Her friends needed her. Desdemona needed her. The professor had asked for help. The ship was falling. Talia was alone, and might be injured. Probably, considering the asshole who had kidnapped her.

The alien bastard needed to be taught a lesson in manners, and that you can't just go around eating other people, servant or not.

Mr. No had fought for truth and justice, with a resolute and unchanging sense of right and wrong. He had done everything he could for the rules, until the very end.

He had lived for what was right.

Purpose itself was the point of it all. You live for purpose, you don't drive a purpose to live your life. She might not know what her purpose was. She didn't know how she fit in it all, or if she even did.

None of that mattered a damn.

What mattered, was that she live.

*****

Her triple heartbeat thundered out a cacophony, crashing into her mind and shattering any of the clarity she had just found. Ivy gritted her teeth, crushing them together hard enough that they might well be cracking.

Her fingers became as claws, scratching at the metal floor, trying to find purchase to lift herself up. Ivy forced her muscles to flex, demanded her body bent to her will. Pushing out leaves and vines to lift up her brokenness.

The trees around her swayed in a non-existent breeze, as she picked herself up off the artificial floor.

She found the guest sitting in front of her, grinning. In his mouth was the remnants of her shirt, pushed into a corner as he sucked on it. Biding his time and enjoying all the strength he had over her.

Except her mind was free of the environment, for now.

Ivy didn't understand how or why, but she wasn't high anymore. Her mind was clear, and wasn't seeing strange cats grinning in the air. So she put her analytic skills to use.

He was amphibious, with an overly large mouth - but his eyes were also large. Easy targets, but put her in range of that ridiculously strong tongue. Kicking in the balls probably wouldn't work as well, the second time around. That really took surprise to make it effective.

The bones of his hands were probably hollow, weak. Which is why he hadn't used them to try and grab her. She might be able to tempt him into using them to stroke her face or something - giving her an opportunity to bite one, or maybe break a finger or two.

He was probably just as susceptible to the environment as she was.

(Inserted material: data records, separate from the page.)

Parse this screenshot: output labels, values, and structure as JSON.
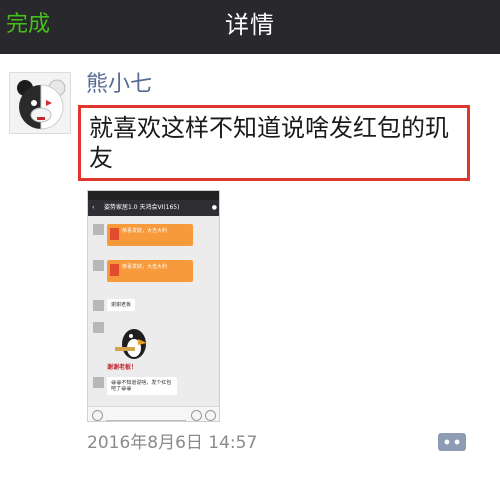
{
  "navbar": {
    "done_label": "完成",
    "title": "详情"
  },
  "post": {
    "author": "熊小七",
    "text": "就喜欢这样不知道说啥发红包的玑友",
    "timestamp": "2016年8月6日 14:57"
  },
  "embedded_screenshot": {
    "chat_title": "姿势家居1.0  天鸿会VI(165)",
    "red_packet_1_text": "恭喜发财，大吉大利",
    "red_packet_2_text": "恭喜发财，大吉大利",
    "bubble_1_text": "谢谢老板",
    "sticker_caption": "谢谢老板！",
    "bubble_2_text": "😀😀不知道说啥，发个红包吧了😀😀",
    "colors": {
      "red_packet": "#f79a3b",
      "envelope": "#e34b2f"
    }
  },
  "colors": {
    "navbar_bg": "#28282d",
    "done": "#45c01a",
    "author": "#576b95",
    "highlight_border": "#e0362c"
  },
  "icons": {
    "comment": "comment-icon"
  }
}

The heat and humidity might be making him slower. Not much, but something. He wouldn't be thinking as clearly.

His skin would be breathing in the water in the air. Which also meant he would breathe in anything in the air.

Ivy staggered upright slowly, and smiled, "Guess you caught me."

"Guess I be eating." He smirked back at her.

There was an immediate puff of yellow, blinding him. He gagged as her pollen coated his giant tongue, forcing him to taste her. As he tried to breathe through it, her knee landed in his testicles, again.

He dropped to the ground, but Ivy had already spun and headed towards the entrance that Mr. No had brought her into this place by.